Thanks bunches! ~Jacqueline
DataVisualizationProject_EducationalApps.ipynb (3.9 MB)
Click here to view the jupyter notebook file in a new tab
P.S. I came back to this project and just realized that Release Year would not coordinate with the price, but the Scraped Time’s year…oh mami…
Hello @jacqisbackyessheis! Thanks for sharing your project with the Community! I see that you’ve done an extensive analysis of these two data sets and write great conclusions. Always your every step is supported by your reasoning:)
The problem of warning is that you get a
pandas. You should be aware of this warning and do not ignore it because it may cause troubles to you data set and you may risk working with wrong data. You can read more about this warning and possible solutions here.
And a few suggestions:
- Make sure that you are not using the bold blue text in the introduction. The project’s style should be consistent!
- Correctly format the links to the data sets. I guess you’ve added a space between the square and round brackets that results in incorrect markdown formatting
- It’s better to import all packages in the first code cell so the reader can have an idea of what’s used to run the project
- In the first section where you describe the columns, it’s better to create a bullet/numbered list to tell us what are these columns. It’ll improve readability:) What do you think?
- You can also format columns’ names as
- When you delete the columns you can say that they are not relevant to answer the questions.
- In the plot
Google vs. Apple Educational Apps as % Total it’s not clear which pie chart refers to the Google or Apple dataset. The
Google text is outside both of them
- I guess, it’s better to describe the plot with text below each plot rather than explain what’s on it beforehand. A good plot should talk about the data autonomously. The text is anyway necessary but just to confirm what the reader has already seen on the plot:)

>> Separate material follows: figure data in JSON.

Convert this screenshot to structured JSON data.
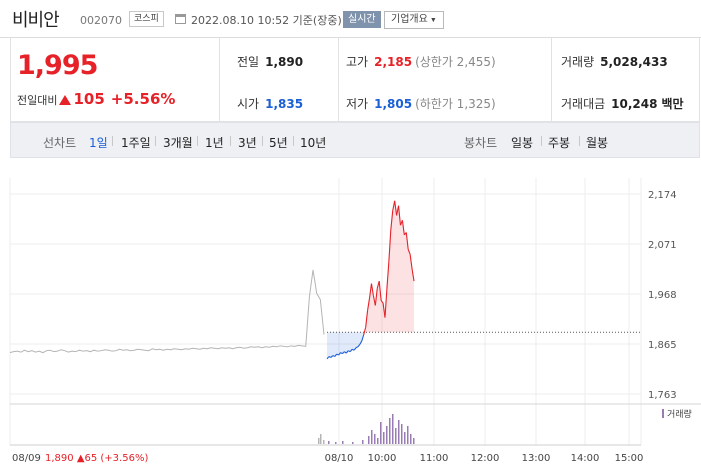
{
  "header": {
    "name": "비비안",
    "code": "002070",
    "market": "코스피",
    "datetime": "2022.08.10 10:52 기준(장중)",
    "realtime": "실시간",
    "overview": "기업개요"
  },
  "summary": {
    "price": "1,995",
    "change_label": "전일대비",
    "change_value": "105",
    "change_pct": "+5.56%",
    "prev_close_label": "전일",
    "prev_close": "1,890",
    "open_label": "시가",
    "open": "1,835",
    "high_label": "고가",
    "high": "2,185",
    "upper_limit": "(상한가 2,455)",
    "low_label": "저가",
    "low": "1,805",
    "lower_limit": "(하한가 1,325)",
    "volume_label": "거래량",
    "volume": "5,028,433",
    "amount_label": "거래대금",
    "amount": "10,248",
    "amount_unit": "백만"
  },
  "periods": {
    "line_label": "선차트",
    "line_items": [
      "1일",
      "1주일",
      "3개월",
      "1년",
      "3년",
      "5년",
      "10년"
    ],
    "active": "1일",
    "candle_label": "봉차트",
    "candle_items": [
      "일봉",
      "주봉",
      "월봉"
    ]
  },
  "colors": {
    "up": "#e62128",
    "down": "#1a5fd6",
    "accent": "#7f93ad"
  },
  "chart_data": {
    "type": "line",
    "y_ticks": [
      "2,174",
      "2,071",
      "1,968",
      "1,865",
      "1,763"
    ],
    "ylim": [
      1763,
      2174
    ],
    "prev_close": 1890,
    "x_ticks": [
      "08/10",
      "10:00",
      "11:00",
      "12:00",
      "13:00",
      "14:00",
      "15:00"
    ],
    "prev_day_label": "08/09",
    "prev_day_summary": {
      "close": "1,890",
      "change": "65",
      "pct": "(+3.56%)"
    },
    "volume_legend": "거래량",
    "series": [
      {
        "values_prev_day": [
          1848,
          1850,
          1851,
          1849,
          1853,
          1850,
          1852,
          1849,
          1851,
          1848,
          1852,
          1853,
          1850,
          1851,
          1854,
          1852,
          1849,
          1851,
          1850,
          1853,
          1851,
          1852,
          1850,
          1853,
          1851,
          1852,
          1854,
          1853,
          1851,
          1852,
          1855,
          1853,
          1854,
          1852,
          1853,
          1855,
          1854,
          1853,
          1852,
          1856,
          1854,
          1855,
          1853,
          1855,
          1854,
          1856,
          1855,
          1854,
          1856,
          1855,
          1857,
          1856,
          1855,
          1857,
          1856,
          1858,
          1857,
          1856,
          1858,
          1857,
          1858,
          1856,
          1858,
          1859,
          1857,
          1858,
          1860,
          1859,
          1860,
          1858,
          1860,
          1859,
          1861,
          1860,
          1862,
          1861,
          1860,
          1862,
          1861,
          1863,
          1862,
          1861,
          1963,
          2018,
          1970,
          1957,
          1885
        ]
      },
      {
        "values_today": [
          1835,
          1840,
          1838,
          1842,
          1840,
          1845,
          1843,
          1848,
          1846,
          1850,
          1847,
          1852,
          1850,
          1855,
          1853,
          1858,
          1860,
          1865,
          1872,
          1885,
          1900,
          1935,
          1960,
          1990,
          1965,
          1945,
          1980,
          1995,
          1955,
          1950,
          1920,
          1980,
          2035,
          2100,
          2140,
          2160,
          2130,
          2150,
          2110,
          2120,
          2090,
          2095,
          2060,
          2050,
          2020,
          1995
        ]
      }
    ]
  }
}
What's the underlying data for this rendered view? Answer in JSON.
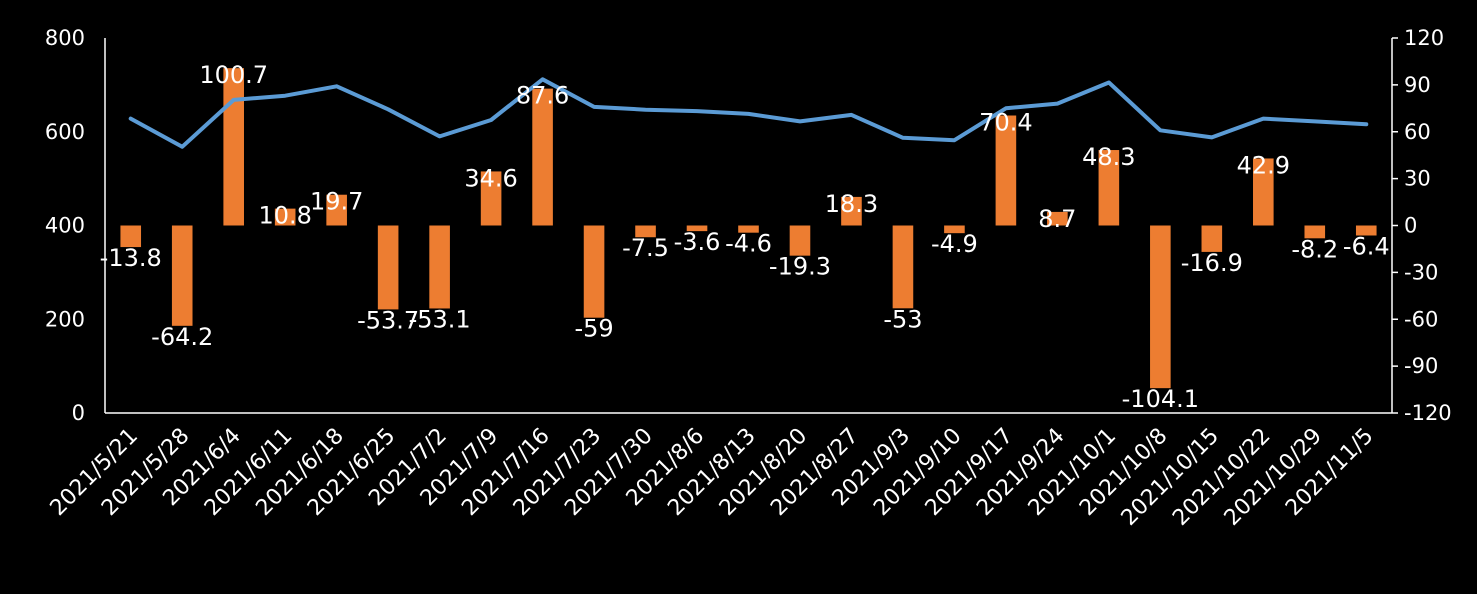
{
  "chart_data": {
    "type": "bar+line",
    "categories": [
      "2021/5/21",
      "2021/5/28",
      "2021/6/4",
      "2021/6/11",
      "2021/6/18",
      "2021/6/25",
      "2021/7/2",
      "2021/7/9",
      "2021/7/16",
      "2021/7/23",
      "2021/7/30",
      "2021/8/6",
      "2021/8/13",
      "2021/8/20",
      "2021/8/27",
      "2021/9/3",
      "2021/9/10",
      "2021/9/17",
      "2021/9/24",
      "2021/10/1",
      "2021/10/8",
      "2021/10/15",
      "2021/10/22",
      "2021/10/29",
      "2021/11/5"
    ],
    "series": [
      {
        "type": "bar",
        "axis": "right",
        "color": "#ED7D31",
        "values": [
          -13.8,
          -64.2,
          100.7,
          10.8,
          19.7,
          -53.7,
          -53.1,
          34.6,
          87.6,
          -59,
          -7.5,
          -3.6,
          -4.6,
          -19.3,
          18.3,
          -53,
          -4.9,
          70.4,
          8.7,
          48.3,
          -104.1,
          -16.9,
          42.9,
          -8.2,
          -6.4
        ],
        "labels": [
          "-13.8",
          "-64.2",
          "100.7",
          "10.8",
          "19.7",
          "-53.7",
          "-53.1",
          "34.6",
          "87.6",
          "-59",
          "-7.5",
          "-3.6",
          "-4.6",
          "-19.3",
          "18.3",
          "-53",
          "-4.9",
          "70.4",
          "8.7",
          "48.3",
          "-104.1",
          "-16.9",
          "42.9",
          "-8.2",
          "-6.4"
        ]
      },
      {
        "type": "line",
        "axis": "left",
        "color": "#5B9BD5",
        "values": [
          628,
          568,
          668,
          677,
          697,
          648,
          590,
          625,
          712,
          653,
          647,
          644,
          638,
          622,
          636,
          587,
          582,
          650,
          660,
          705,
          603,
          588,
          628,
          622,
          616
        ]
      }
    ],
    "y_left": {
      "min": 0,
      "max": 800,
      "ticks": [
        "0",
        "200",
        "400",
        "600",
        "800"
      ]
    },
    "y_right": {
      "min": -120,
      "max": 120,
      "ticks": [
        "-120",
        "-90",
        "-60",
        "-30",
        "0",
        "30",
        "60",
        "90",
        "120"
      ]
    },
    "background": "#000000",
    "text_color": "#FFFFFF",
    "axis_color": "#FFFFFF"
  }
}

- It’s better to increase the size of labels and titles of all your plots to increase readability
- You should be able to use the datetime module to easily extract different part of a date
- It’s a good idea to make the key points of your project bold. For example, you can make this phrase bold: higher prices are offered in February-March and/or September-October
- I think, it’s better to get rid of the confidence interval in the line plots because they are very difficult to read
The Covid years on the Google Play Store reveal a sharp peak in prices during March 2021, otherwise prices were fairly stable throughout 2020. - that’s a very high increase indeed. Have you investigated what happened that month?
- You have some typos
- Color only the key bars (with the same color) in the
Google Play Store's Educational App Ratings (Paid & Free Apps) plot and make all the rbars gray. They should catch the reader’s attention and increase the data-ink ratio. Do the same for the Apple data set
- If you just want to demonstrate the rating ranges at different prices, you should remove the grouping by year as it only decreases readability of the plots
Apps priced between 3.99 and 4.99 appear to have higher concentrated ratings between 3 and 5, however it remains undetermined whether this is because those prices occur less frequently. - you repeat this phrase twice
- In cells
 use the
print statements instead of comments
Google Educational Apps: Price vs. User Rating Per Year plot, the main title overlaps with the title of the top two plots
- Anyway, I don’t know what the usefulness of the plots
Apple Educational Apps: Price vs. User Rating Per Year and
Google Educational Apps: Price vs. User Rating Per Year
That’s it for me! Happy coding and good luck with your next projects @jacqisbackyessheis
Dear Artur Sannikov,
Thank you so very much for your thoughtful, thorough and comprehensive feedback. I appreciate the time you put into this, and I will be going through each bullet point line by line to make the changes.
Everything you comment is very useful and makes sense to me. And I am both inspired and humbled by the attention you put on my project. Thank you so much!